The thrust of the thread was suggesting that you are more likely to find websites on page one of the search results, and less likely to find blogs.
I felt compelled to contribute the following (slighly edited since posting)...
I think the fact that Google search results deliver theme-based websites more often than blogs has very little to do with the platform, and everything to do with the quality and content of the website or blog.
As every webmaster knows, success depends a great deal on staying the course. The tortoise beats the hare. And as every successful webmaster will tell you, you have to get over the hump and keep adding more and more content.
To succeed, you have to be stubborn, hold the faith and keep writing and improving.
I think the reason why so many blogs fail to do well is that blogging platforms attract people who are impulsive and want a fast result. They want an inexpensive, easy to use platform that allows them to get started right now. They don’t want to do the hard work.

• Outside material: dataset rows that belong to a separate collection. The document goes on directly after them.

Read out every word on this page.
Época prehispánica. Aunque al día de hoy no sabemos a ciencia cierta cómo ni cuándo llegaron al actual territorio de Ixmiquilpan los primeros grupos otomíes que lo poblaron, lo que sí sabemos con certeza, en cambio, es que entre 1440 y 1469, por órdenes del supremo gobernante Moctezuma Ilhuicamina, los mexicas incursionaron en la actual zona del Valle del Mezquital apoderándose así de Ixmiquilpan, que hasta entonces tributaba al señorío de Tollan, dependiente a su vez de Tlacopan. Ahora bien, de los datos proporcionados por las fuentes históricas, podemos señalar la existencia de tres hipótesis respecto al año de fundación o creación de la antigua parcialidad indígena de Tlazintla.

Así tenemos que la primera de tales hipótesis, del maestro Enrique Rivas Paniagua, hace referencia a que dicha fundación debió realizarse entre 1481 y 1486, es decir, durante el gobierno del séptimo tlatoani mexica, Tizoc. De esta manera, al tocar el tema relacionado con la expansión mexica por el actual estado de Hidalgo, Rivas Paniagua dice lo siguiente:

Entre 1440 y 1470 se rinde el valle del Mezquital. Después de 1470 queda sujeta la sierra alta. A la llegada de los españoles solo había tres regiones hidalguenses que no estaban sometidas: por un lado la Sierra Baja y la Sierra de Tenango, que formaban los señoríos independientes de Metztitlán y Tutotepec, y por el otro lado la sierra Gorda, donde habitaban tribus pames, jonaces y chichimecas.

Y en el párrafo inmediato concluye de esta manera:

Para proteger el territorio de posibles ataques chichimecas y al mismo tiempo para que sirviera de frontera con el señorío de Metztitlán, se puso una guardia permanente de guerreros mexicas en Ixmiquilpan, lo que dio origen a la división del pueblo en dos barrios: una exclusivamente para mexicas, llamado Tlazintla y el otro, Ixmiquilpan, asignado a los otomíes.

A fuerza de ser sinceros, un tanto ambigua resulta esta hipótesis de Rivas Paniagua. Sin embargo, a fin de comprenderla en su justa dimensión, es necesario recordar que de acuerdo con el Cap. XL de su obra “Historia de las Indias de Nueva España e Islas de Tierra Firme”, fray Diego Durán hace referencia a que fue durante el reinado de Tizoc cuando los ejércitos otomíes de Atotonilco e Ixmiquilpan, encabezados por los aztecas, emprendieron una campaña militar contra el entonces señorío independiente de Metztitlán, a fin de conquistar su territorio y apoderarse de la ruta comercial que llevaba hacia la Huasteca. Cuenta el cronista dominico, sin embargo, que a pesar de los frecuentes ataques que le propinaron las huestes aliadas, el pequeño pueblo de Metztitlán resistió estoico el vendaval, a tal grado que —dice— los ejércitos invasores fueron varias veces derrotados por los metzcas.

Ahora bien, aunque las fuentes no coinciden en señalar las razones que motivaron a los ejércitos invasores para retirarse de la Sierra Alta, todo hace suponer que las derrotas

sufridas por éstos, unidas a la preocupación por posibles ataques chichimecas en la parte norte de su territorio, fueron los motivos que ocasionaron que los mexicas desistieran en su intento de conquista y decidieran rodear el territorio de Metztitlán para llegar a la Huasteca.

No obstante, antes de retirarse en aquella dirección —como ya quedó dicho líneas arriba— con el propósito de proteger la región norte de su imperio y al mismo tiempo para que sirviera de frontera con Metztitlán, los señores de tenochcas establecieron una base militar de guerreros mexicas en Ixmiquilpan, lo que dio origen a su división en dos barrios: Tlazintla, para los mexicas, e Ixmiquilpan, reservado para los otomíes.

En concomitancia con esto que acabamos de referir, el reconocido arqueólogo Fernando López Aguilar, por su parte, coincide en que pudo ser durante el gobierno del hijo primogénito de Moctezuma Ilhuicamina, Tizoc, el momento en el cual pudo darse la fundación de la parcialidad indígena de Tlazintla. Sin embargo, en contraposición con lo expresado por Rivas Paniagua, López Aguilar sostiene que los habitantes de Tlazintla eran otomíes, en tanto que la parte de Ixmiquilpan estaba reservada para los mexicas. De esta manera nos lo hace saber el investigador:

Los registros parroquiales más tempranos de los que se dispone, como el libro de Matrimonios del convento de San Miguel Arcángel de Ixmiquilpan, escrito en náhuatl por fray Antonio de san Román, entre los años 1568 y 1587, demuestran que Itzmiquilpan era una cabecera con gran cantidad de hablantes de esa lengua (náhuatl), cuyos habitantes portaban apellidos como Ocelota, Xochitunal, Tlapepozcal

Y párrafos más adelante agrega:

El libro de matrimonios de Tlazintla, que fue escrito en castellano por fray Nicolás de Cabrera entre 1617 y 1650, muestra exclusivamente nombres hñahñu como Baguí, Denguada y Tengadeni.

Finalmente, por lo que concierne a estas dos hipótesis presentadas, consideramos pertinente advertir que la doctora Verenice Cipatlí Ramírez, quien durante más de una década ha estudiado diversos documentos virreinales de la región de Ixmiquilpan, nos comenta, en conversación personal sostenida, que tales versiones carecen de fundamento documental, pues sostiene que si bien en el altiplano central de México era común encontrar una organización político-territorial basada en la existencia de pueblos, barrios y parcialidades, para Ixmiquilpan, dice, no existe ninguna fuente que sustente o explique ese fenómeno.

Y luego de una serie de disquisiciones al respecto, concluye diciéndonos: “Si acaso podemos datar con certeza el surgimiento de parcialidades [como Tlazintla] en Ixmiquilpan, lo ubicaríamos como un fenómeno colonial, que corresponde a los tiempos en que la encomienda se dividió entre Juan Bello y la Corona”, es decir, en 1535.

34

Blogging services attract people who want the easy button.
Those same people would likely also fail if they wrote a theme-based website.
It’s not the platform, it’s the people.
Let me give you an example.
Check out SingleServeCoffee.com. It’s a blog, built on a rather old and unsophisticated custom platform.
The subject is single serve coffee. It was started by a fellow call Jay Brewer a few years go. His site is number one for dozens of very profitable keywords. In fact, he did so well with this blog, he created a work-from-home company called Blogpire.com. He now publishes ten or more theme-based blogs, all on the same, rather clunky platform. Does it work? It works well enough for him to have several remote employees and pay their salaries.
His secret? The same as ours. He works hard and never gives up.
Another way to check out the fact that blogs are perfectly capable of dominating page one of the search results is to explore some specific topic areas. Go to Google and search for “technology gadgets” or “high tech gadgets”. The blogs win hands down. Not because they are blogs, but because they are really good blogs and better than the competing websites.
I could go on and on. (And often do.)
But I’ll just restate my main point. There is nothing about a good website that gives it an advantage over a good blog when it comes to search results. The Google algorithm doesn’t care whether it is looking at a website or a blog. It doesn’t give one platform more gold stars than the other.
The differentiating element is not the platform. It’s the people or person behind the platform.